Kamu düzenine ilişkin nitelikler içeren ve doğal hakim ilkesinin de söz konusu olacağı sonuçlara etkili olan mahkemelerin görevlerine ve yetkilerine ilişkin kuralların, idari yargılamada özel bir yeri ve önemi bulunmaktadır. 2577 sayılı Yasanın 14. maddesinde ilk inceleme konularının başında öngörülen görev ve yetkiye ilişkin ilkelerin öncelikle ele alınıp değerlendirileceği kuşkusuzdur. İlk inceleme aşamasında, uyuşmazlık, mahkemenin görev veya yetkisinde görülmezse usul yasasının daha sonraki evrelerine geçilemeyeceğinde duraksama yoktur. Ayrıca 5. maddede öngörülen birlikte dava açılabilme olanağının, görev ve yetkiden sonra gelen bir ilk inceleme konusu ve usul ilkesi olduğu da açıktır.

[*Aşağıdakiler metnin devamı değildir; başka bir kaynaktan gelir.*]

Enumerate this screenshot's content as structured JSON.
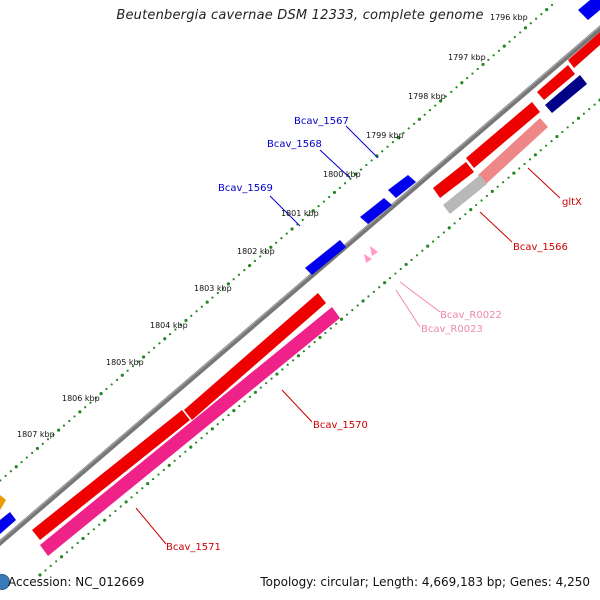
{
  "title": "Beutenbergia cavernae DSM 12333, complete genome",
  "footer": {
    "accession": "Accession: NC_012669",
    "topology": "Topology: circular; Length: 4,669,183 bp; Genes: 4,250"
  },
  "kbp_labels": [
    "1796 kbp",
    "1797 kbp",
    "1798 kbp",
    "1799 kbp",
    "1800 kbp",
    "1801 kbp",
    "1802 kbp",
    "1803 kbp",
    "1804 kbp",
    "1805 kbp",
    "1806 kbp",
    "1807 kbp"
  ],
  "gene_labels": [
    {
      "text": "Bcav_1567",
      "color": "#0000cc"
    },
    {
      "text": "Bcav_1568",
      "color": "#0000cc"
    },
    {
      "text": "Bcav_1569",
      "color": "#0000cc"
    },
    {
      "text": "gltX",
      "color": "#cc0000"
    },
    {
      "text": "Bcav_1566",
      "color": "#cc0000"
    },
    {
      "text": "Bcav_R0022",
      "color": "#ee88aa"
    },
    {
      "text": "Bcav_R0023",
      "color": "#ee88aa"
    },
    {
      "text": "Bcav_1570",
      "color": "#cc0000"
    },
    {
      "text": "Bcav_1571",
      "color": "#cc0000"
    }
  ],
  "colors": {
    "forward_gene": "#0000ee",
    "reverse_gene": "#ee0000",
    "dark_gene": "#000088",
    "pink_gene": "#ee2288",
    "light_red_gene": "#ee8888",
    "grey_gene": "#b8b8b8",
    "rna": "#ff99cc",
    "backbone": "#777777",
    "tick_dots": "#228822",
    "orange_gene": "#ee9900"
  }
}
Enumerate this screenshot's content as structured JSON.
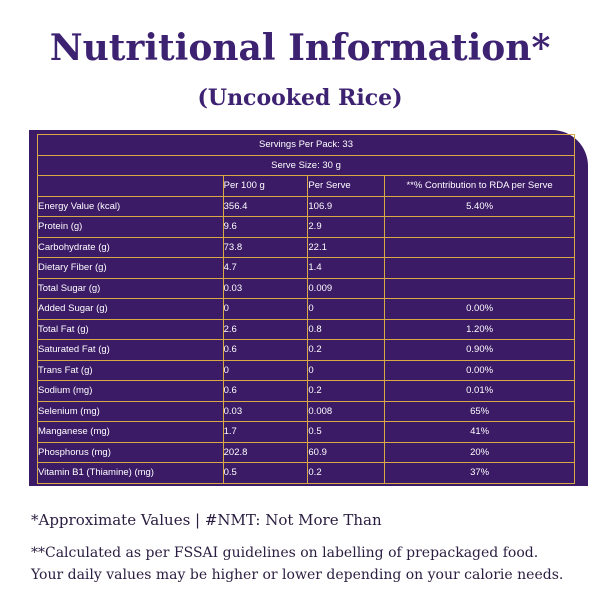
{
  "header": {
    "title": "Nutritional Information*",
    "subtitle": "(Uncooked Rice)"
  },
  "table": {
    "servings_per_pack": "Servings Per Pack: 33",
    "serve_size": "Serve Size: 30 g",
    "columns": [
      "",
      "Per 100 g",
      "Per Serve",
      "**% Contribution to RDA per Serve"
    ],
    "rows": [
      [
        "Energy Value (kcal)",
        "356.4",
        "106.9",
        "5.40%"
      ],
      [
        "Protein (g)",
        "9.6",
        "2.9",
        ""
      ],
      [
        "Carbohydrate (g)",
        "73.8",
        "22.1",
        ""
      ],
      [
        "Dietary Fiber (g)",
        "4.7",
        "1.4",
        ""
      ],
      [
        "Total Sugar (g)",
        "0.03",
        "0.009",
        ""
      ],
      [
        "Added Sugar (g)",
        "0",
        "0",
        "0.00%"
      ],
      [
        "Total Fat (g)",
        "2.6",
        "0.8",
        "1.20%"
      ],
      [
        "Saturated Fat (g)",
        "0.6",
        "0.2",
        "0.90%"
      ],
      [
        "Trans Fat (g)",
        "0",
        "0",
        "0.00%"
      ],
      [
        "Sodium (mg)",
        "0.6",
        "0.2",
        "0.01%"
      ],
      [
        "Selenium (mg)",
        "0.03",
        "0.008",
        "65%"
      ],
      [
        "Manganese (mg)",
        "1.7",
        "0.5",
        "41%"
      ],
      [
        "Phosphorus (mg)",
        "202.8",
        "60.9",
        "20%"
      ],
      [
        "Vitamin B1 (Thiamine) (mg)",
        "0.5",
        "0.2",
        "37%"
      ]
    ]
  },
  "footnotes": {
    "approx": "*Approximate Values | #NMT: Not More Than",
    "line1": "**Calculated as per FSSAI guidelines on labelling of prepackaged food.",
    "line2": "Your daily values may be higher or lower depending on your calorie needs."
  },
  "colors": {
    "panel": "#3b1a66",
    "border": "#d9a948",
    "title": "#3d2272"
  }
}
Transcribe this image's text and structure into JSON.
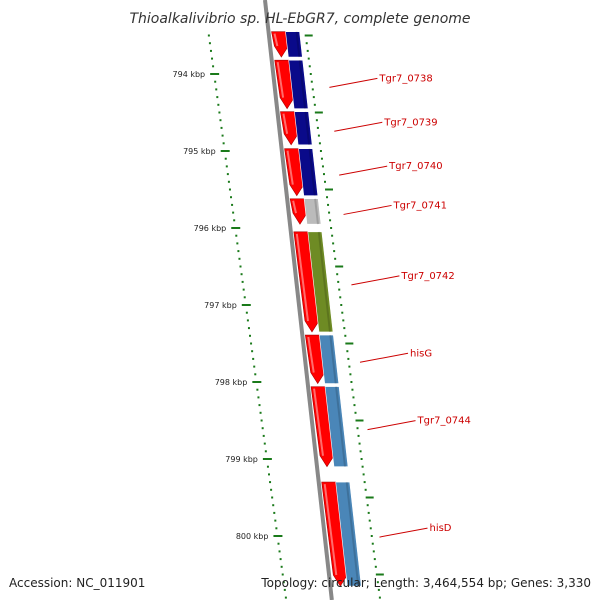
{
  "title": "Thioalkalivibrio sp. HL-EbGR7, complete genome",
  "accession_text": "Accession: NC_011901",
  "summary_text": "Topology: circular; Length: 3,464,554 bp; Genes: 3,330",
  "colors": {
    "backbone": "#888888",
    "strand": "#ff0000",
    "tick": "#1a7a1a",
    "label_line": "#cc0000",
    "cog_navy": "#0a0a8a",
    "cog_gray": "#bbbbbb",
    "cog_olive": "#6e8b24",
    "cog_steelblue": "#4a86b8"
  },
  "ticks": [
    {
      "label": "794 kbp",
      "kbp": 794
    },
    {
      "label": "795 kbp",
      "kbp": 795
    },
    {
      "label": "796 kbp",
      "kbp": 796
    },
    {
      "label": "797 kbp",
      "kbp": 797
    },
    {
      "label": "798 kbp",
      "kbp": 798
    },
    {
      "label": "799 kbp",
      "kbp": 799
    },
    {
      "label": "800 kbp",
      "kbp": 800
    }
  ],
  "genes": [
    {
      "name": "",
      "start": 793.45,
      "end": 793.78,
      "cog": "cog_navy"
    },
    {
      "name": "Tgr7_0738",
      "start": 793.82,
      "end": 794.45,
      "cog": "cog_navy"
    },
    {
      "name": "Tgr7_0739",
      "start": 794.49,
      "end": 794.92,
      "cog": "cog_navy"
    },
    {
      "name": "Tgr7_0740",
      "start": 794.97,
      "end": 795.58,
      "cog": "cog_navy"
    },
    {
      "name": "Tgr7_0741",
      "start": 795.62,
      "end": 795.95,
      "cog": "cog_gray"
    },
    {
      "name": "Tgr7_0742",
      "start": 796.05,
      "end": 797.35,
      "cog": "cog_olive"
    },
    {
      "name": "hisG",
      "start": 797.39,
      "end": 798.02,
      "cog": "cog_steelblue"
    },
    {
      "name": "Tgr7_0744",
      "start": 798.06,
      "end": 799.1,
      "cog": "cog_steelblue"
    },
    {
      "name": "hisD",
      "start": 799.3,
      "end": 800.65,
      "cog": "cog_steelblue"
    }
  ]
}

Belirlenen hukuksal durum karşısında; idare mahkemesince görev veya yetkisine girmeyen bir uyuşmazlıkta; dava açmayı kolaylaştıran, az gider ve emek tüketilmesini amaçlayan ve böylece dava ekonomisine yönelik bir özellik içeren Usul Yasasının 5. maddesine öncelik verilerek, birlikte dava açma olanağının yetki kuralının önüne taşınması ve daha sonra mahkemenin yetkisi incelenip görevli mahkemenin saptanmasında yasal uyarlık yoktur.

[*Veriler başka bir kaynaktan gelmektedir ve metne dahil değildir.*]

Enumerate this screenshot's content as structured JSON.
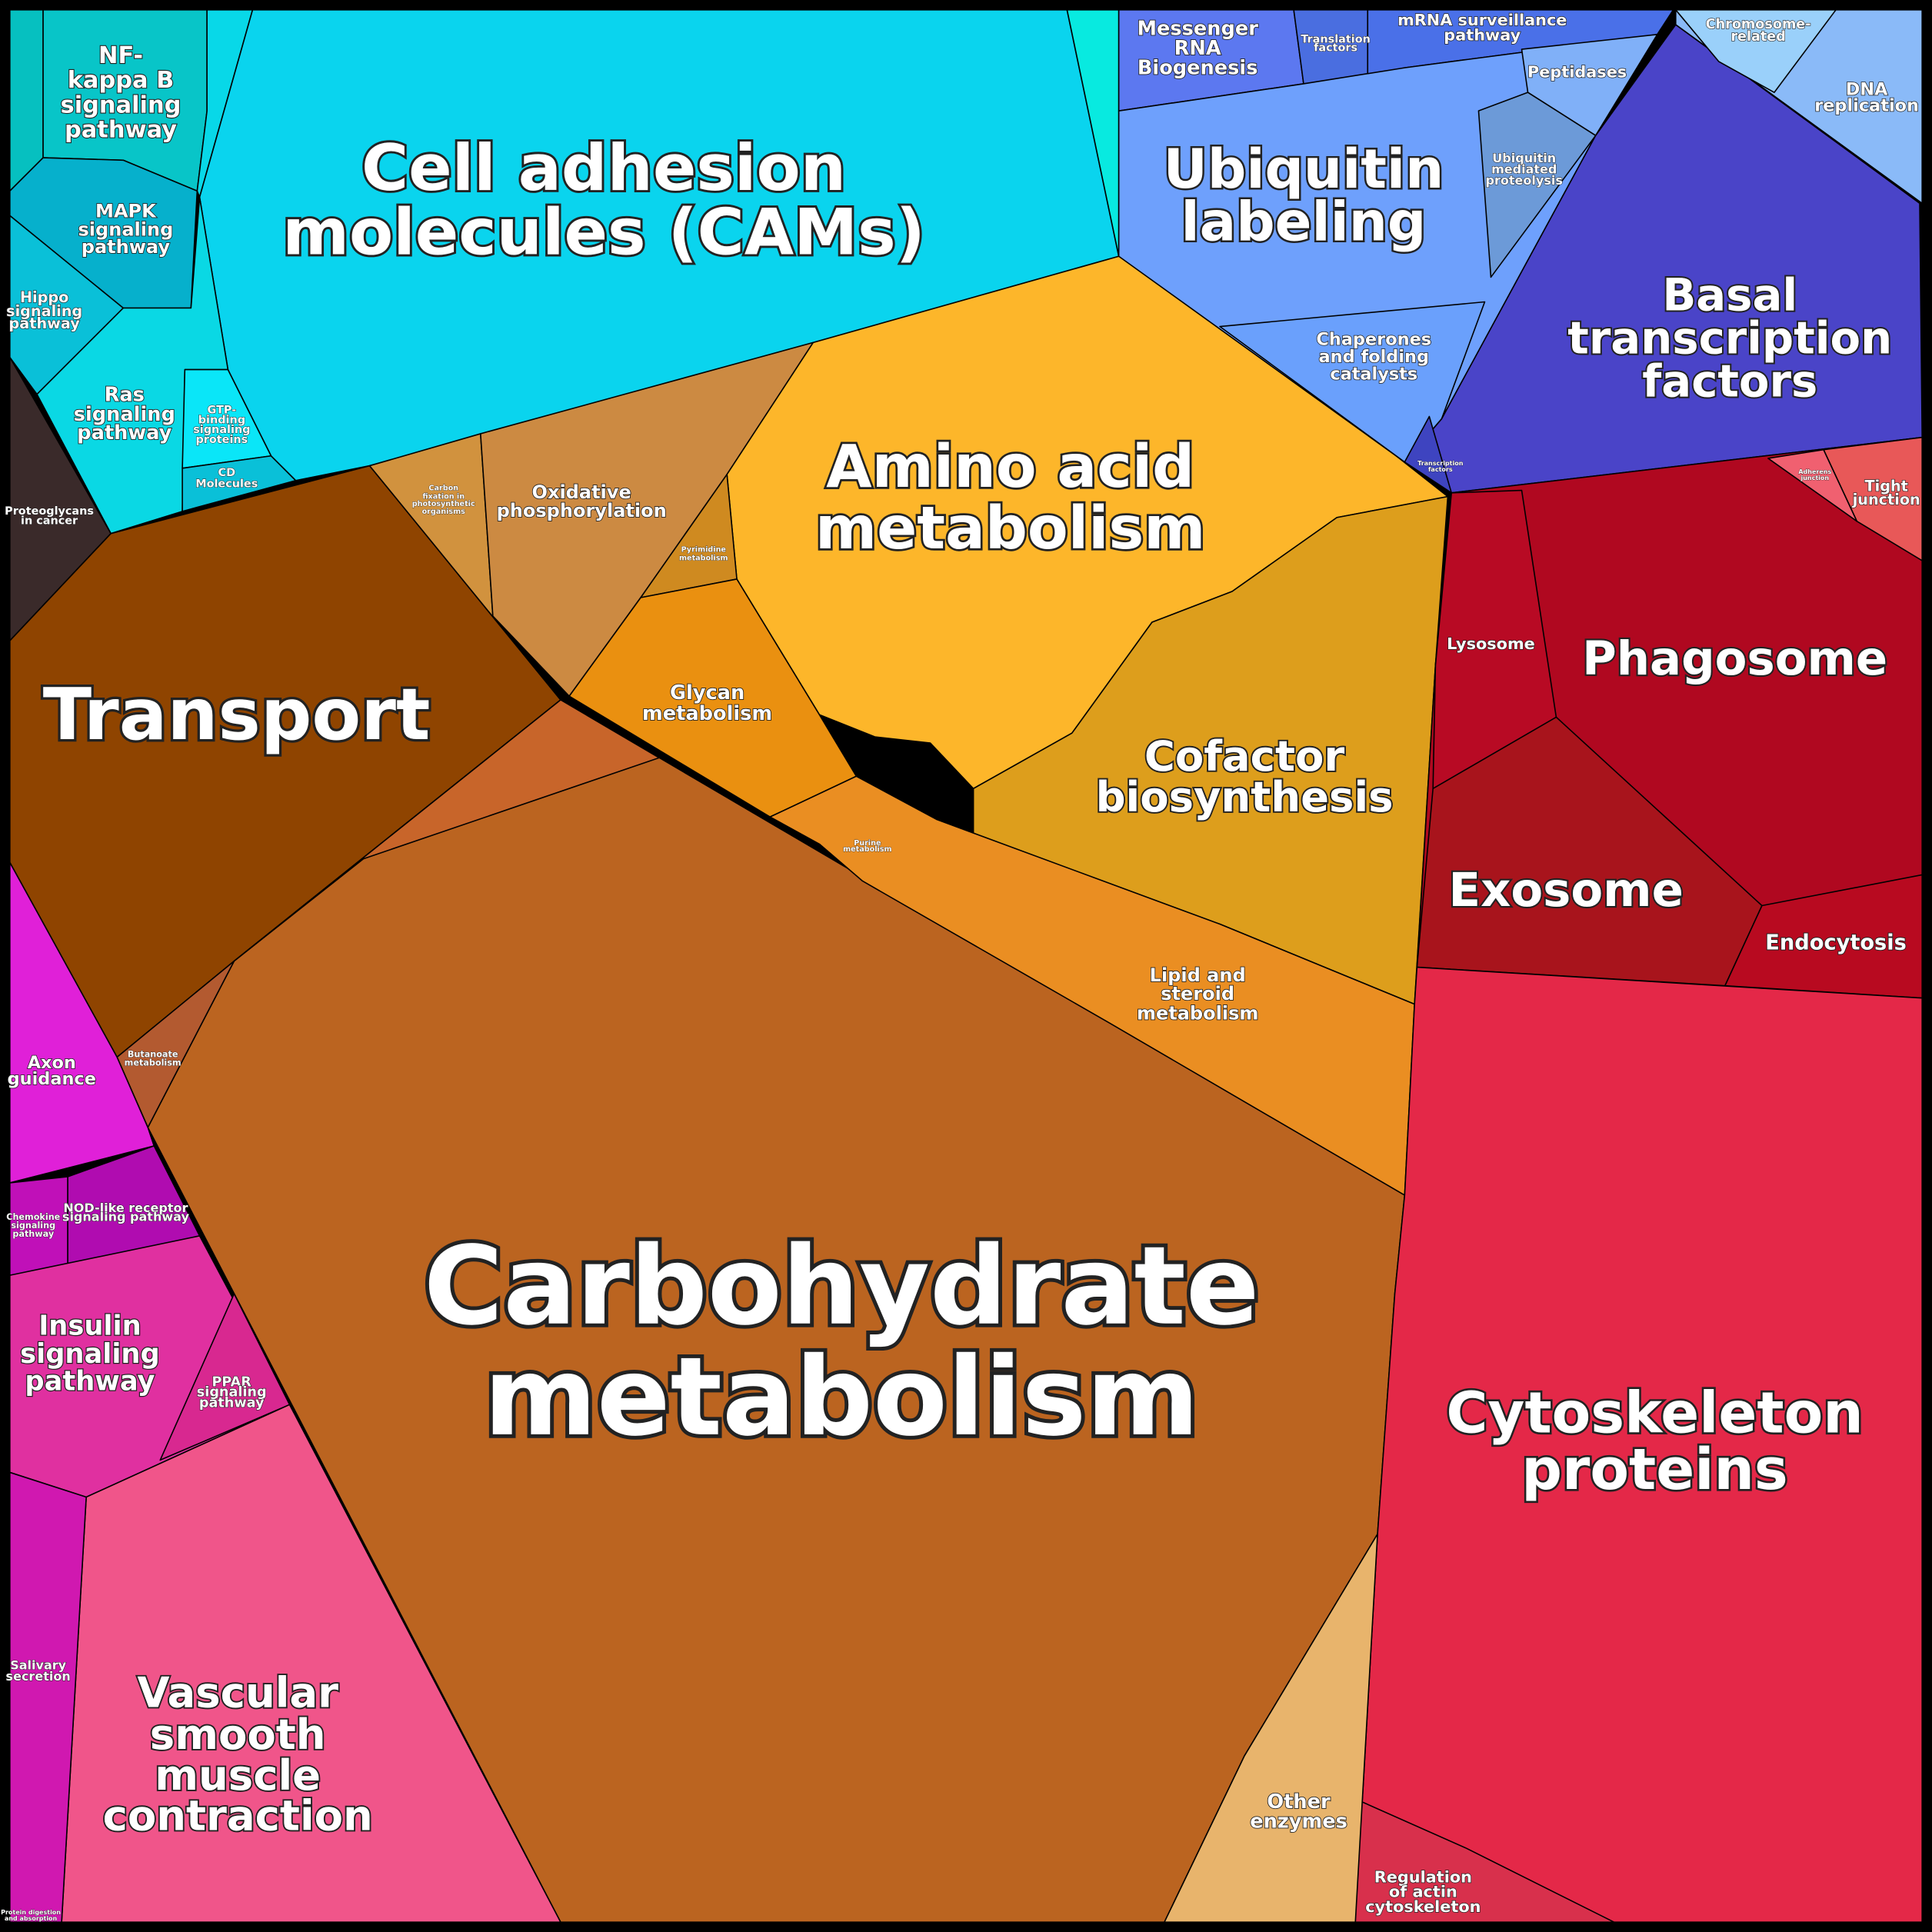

Başka bir aktarımla, özelliğine ve niteliğine az önce değinilen 2577 sayılı Yasanın 5. maddesindeki birden çok işleme aynı dilekçeyle dava açılabilmesi olanağının kural olarak aynı mahkemenin görev ve yetkisine giren işlemler açısından söz konusu edilebileceği, usul yasasının değinilen düzeni ve ilke sıralamasının doğal bir sonucudur. Tersi bir durumda, daha önce de belirtildiği gibi başka mahkemelerin yetki alanına giren işlemler arasında ilişkiler kurularak ve olası yorumlar geliştirilerek, dava ekonomisine yönelik bir usul kuralına mahkemelerin görevlerini belirleyen bir boyut kazandırılmış olacaktır.

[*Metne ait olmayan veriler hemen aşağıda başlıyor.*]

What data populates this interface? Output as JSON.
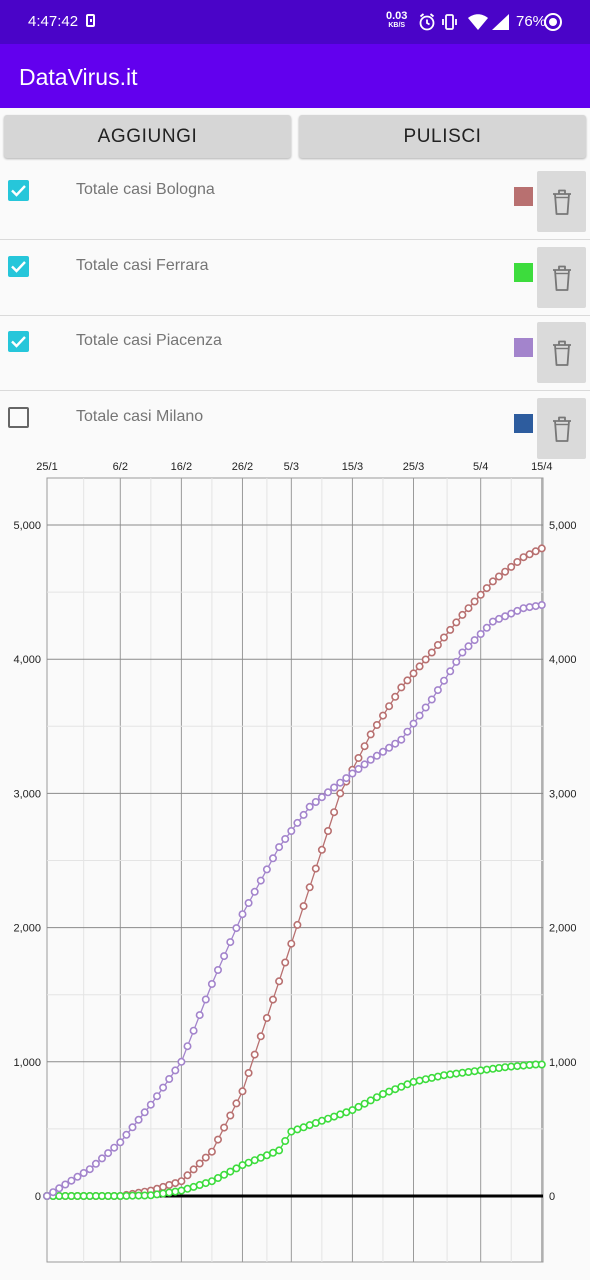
{
  "status_bar": {
    "time": "4:47:42",
    "net_speed": "0.03",
    "net_unit": "KB/S",
    "battery": "76%"
  },
  "app_title": "DataVirus.it",
  "buttons": {
    "add": "AGGIUNGI",
    "clear": "PULISCI"
  },
  "series_list": [
    {
      "label": "Totale casi Bologna",
      "checked": true,
      "color": "#b87070"
    },
    {
      "label": "Totale casi Ferrara",
      "checked": true,
      "color": "#3ddc3d"
    },
    {
      "label": "Totale casi Piacenza",
      "checked": true,
      "color": "#a384cc"
    },
    {
      "label": "Totale casi Milano",
      "checked": false,
      "color": "#2d5c9e"
    }
  ],
  "chart_data": {
    "type": "line",
    "x_ticks": [
      "25/1",
      "6/2",
      "16/2",
      "26/2",
      "5/3",
      "15/3",
      "25/3",
      "5/4",
      "15/4"
    ],
    "y_ticks": [
      "0",
      "1,000",
      "2,000",
      "3,000",
      "4,000",
      "5,000"
    ],
    "ylim": [
      0,
      5000
    ],
    "grid": true,
    "series": [
      {
        "name": "Totale casi Bologna",
        "color": "#b87070",
        "x": [
          "25/1",
          "6/2",
          "11/2",
          "16/2",
          "21/2",
          "26/2",
          "3/3",
          "8/3",
          "13/3",
          "18/3",
          "23/3",
          "28/3",
          "2/4",
          "7/4",
          "12/4",
          "17/4"
        ],
        "values": [
          0,
          0,
          40,
          110,
          330,
          780,
          1600,
          2300,
          3000,
          3440,
          3790,
          4050,
          4330,
          4580,
          4760,
          4870
        ]
      },
      {
        "name": "Totale casi Ferrara",
        "color": "#3ddc3d",
        "x": [
          "25/1",
          "6/2",
          "11/2",
          "16/2",
          "21/2",
          "26/2",
          "3/3",
          "5/3",
          "10/3",
          "15/3",
          "20/3",
          "25/3",
          "30/3",
          "4/4",
          "9/4",
          "14/4",
          "17/4"
        ],
        "values": [
          0,
          0,
          5,
          40,
          110,
          230,
          340,
          480,
          560,
          640,
          760,
          850,
          900,
          930,
          960,
          980,
          980
        ]
      },
      {
        "name": "Totale casi Piacenza",
        "color": "#a384cc",
        "x": [
          "25/1",
          "1/2",
          "6/2",
          "11/2",
          "16/2",
          "21/2",
          "26/2",
          "3/3",
          "8/3",
          "13/3",
          "18/3",
          "23/3",
          "28/3",
          "2/4",
          "7/4",
          "12/4",
          "17/4"
        ],
        "values": [
          0,
          200,
          400,
          680,
          1000,
          1580,
          2100,
          2600,
          2900,
          3080,
          3250,
          3400,
          3700,
          4050,
          4280,
          4380,
          4420
        ]
      }
    ]
  }
}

Öte yandan, 2575 sayılı Danıştay Kanununun 24. maddesinde, Danıştayın ilk derece görevleri arasında yer alan birden çok idari mahkemenin yetki alanına giren işler anlatımının ise; birbirinden ayrılması olanağı bulunmayan ve farklı yargı çevrelerini kapsayan uyuşmazlıklara çözüm getirmeyi amaçlayan sınırlı bir görev ilkesi olduğu tartışmasızdır.
Belirlenen açıklamalar karşısında; davaya konu işlemlerde yetki sorununun çözümlenemez bir nitelik taşımadığı, davaların ayrılmasıyla yetkili mahkemelerin belirlenebileceği ve yetkili olan mahkemelerce bekletici sorun yoluyla çelişkisiz yargısal sonuçlara ulaşabileceği açık olduğundan; yetki sorunu giderilmeden usul ekonomisine ve dava açma şekline yönelik bir kurala, mahkemelerin görevlerini değiştirecek bir işlev kazandırılarak görülen davanın Danıştayın görevine girdiği sonucuna varılmasında hukuka tam uyarlık yoktur.
Açıklanan nedenlerle, ayrı idari yargı yerlerinin görev alanlarına göre farklı işlemlere karşı ayrı ayrı dava açılmak üzere dilekçenin reddine karar verilmesi gerekirken, iki ayrı idare mahkemesinin görev alanına girdiğinden bahisle görev ret kararı verilerek dosyanın Danıştay’a gönderilmesinde usul hükümlerine uyarlık bulunmadığından, davanın görev yönünden reddine ve dosyanın … İdare Mahkemesine gönderilmesine 24.07.2008 tarihinde oybirliğiyle karar verildi.